Ideally, a segmenter should find verses/choruses/sections. Looking at regular peaks in the weighted distance between subsequent feature vectors is a simple approach. The autocorrelation of this weighted distance signal can reveal short time divisions (beats) to longer ones (phrases, verses). The sections can either be found by grouping shorter segments or dividing the song into a string of segments. This approach creates a peak list and uses a guessed peak period to find possible segment-defining peaks, then compares different lists of segments based on some heuristic criteria.
Occasionally the segmentation points are all that are needed, however they can provide more semantic insight. The first and last sections can be evaluated to see whether they appear to be fade-in/out sections or whether they are distinct from other sections (intro/outro); the “typical” segment can be found based on the per-segment feature average, which can be used to find “solo” segments. If solo/non-solo are found, the spectral signature of the lead instrument can also be surmised. All of these features can be normalized/averaged and used as high-level features for musical similarity, etc. Based on a thresholded confidence metric, the segmenter only fails 3% of the time on a test set of 15,000 songs. The failure of the segmenter can also be indicated by too many segments or extreme solo ratio features.

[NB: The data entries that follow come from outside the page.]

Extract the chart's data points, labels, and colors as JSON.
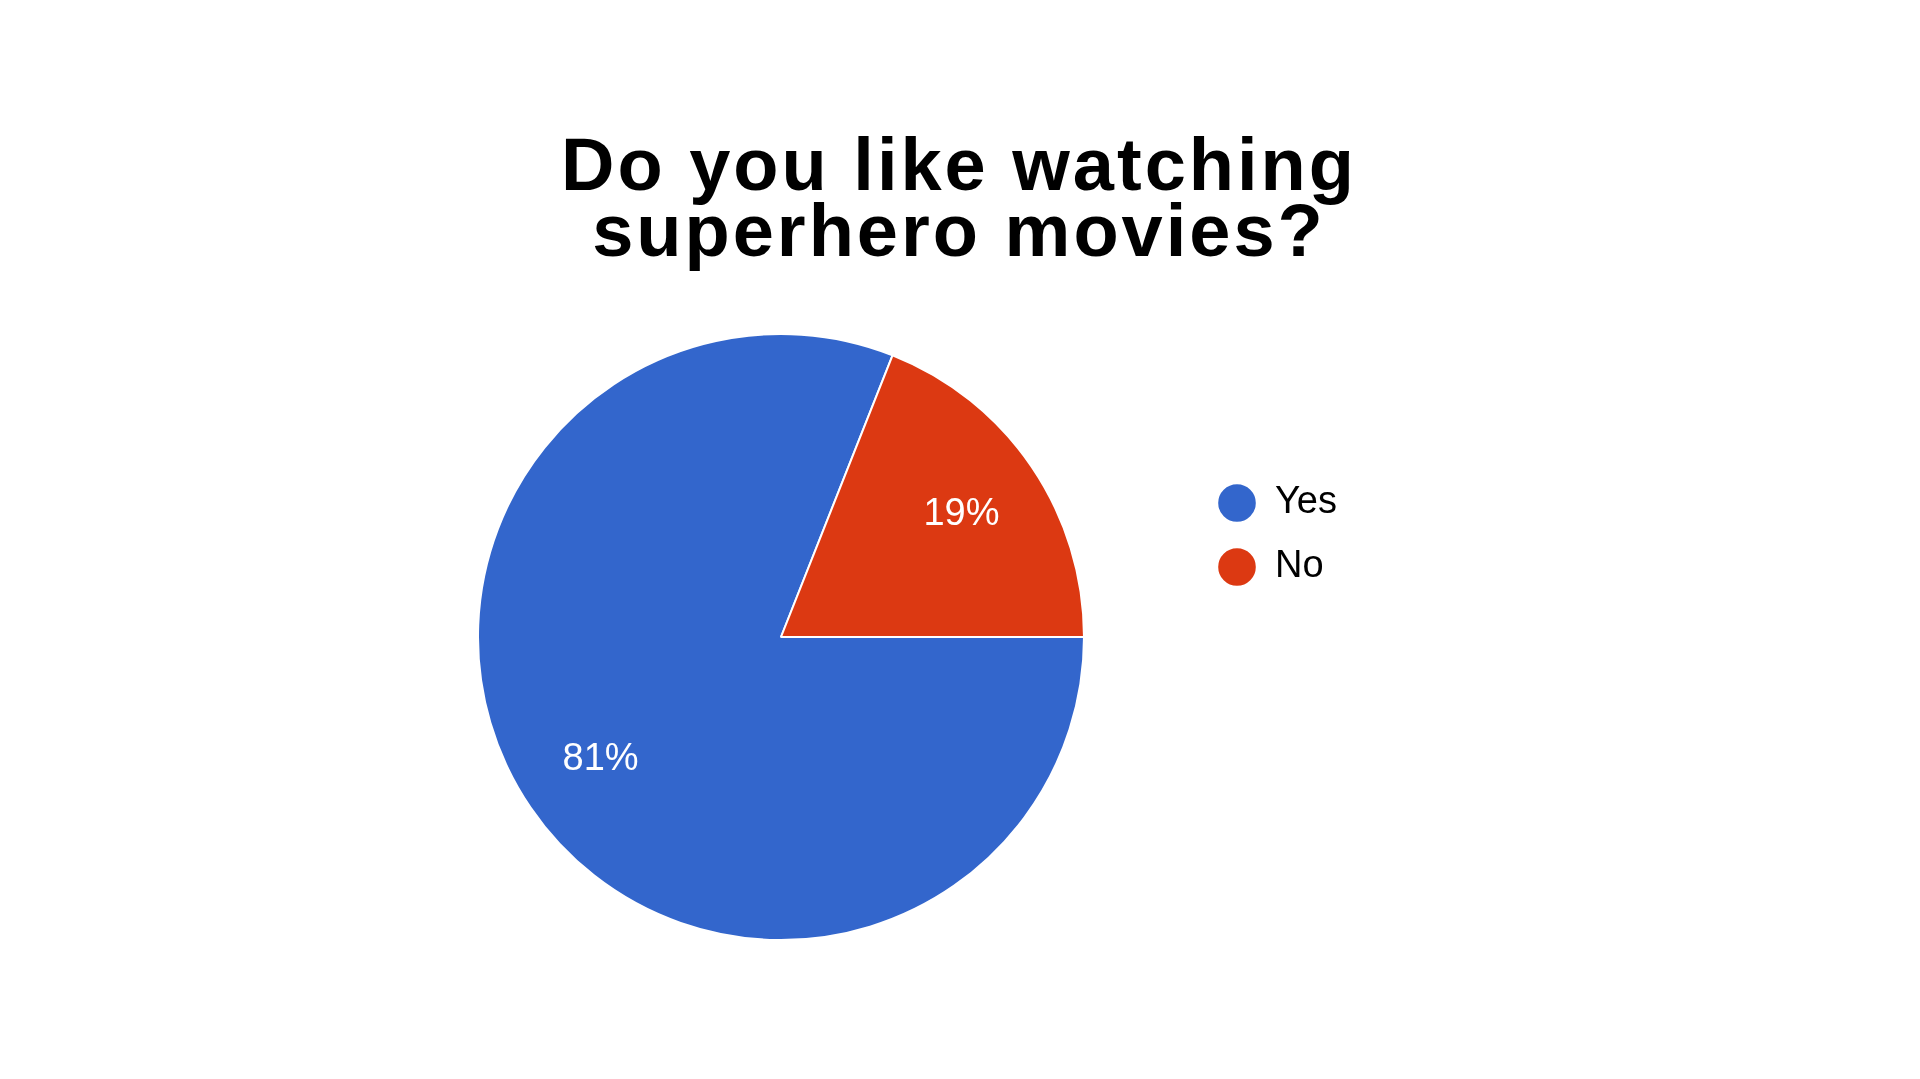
{
  "chart_data": {
    "type": "pie",
    "title": "Do you like watching superhero movies?",
    "categories": [
      "Yes",
      "No"
    ],
    "values": [
      81,
      19
    ],
    "colors": [
      "#3366cc",
      "#dc3912"
    ],
    "value_labels": [
      "81%",
      "19%"
    ],
    "legend": "right"
  }
}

To test the importance of these new features, principal component analysis was performed on these features and a set of features typically used in MIR. Adding in the segmentation features results in more components with higher weights. The segmentation features contribute heavily to the second and above features. Using PART decision lists can create rules that correspond to genre. Using a similarity metric, the segmentation features can reliably create content-derived playlists. Improvement to the segmenter may be possible by using the number and length of segments and/or the distance peak-matching tolerance and percentage of peaks accounted for to better calculate the confidence score.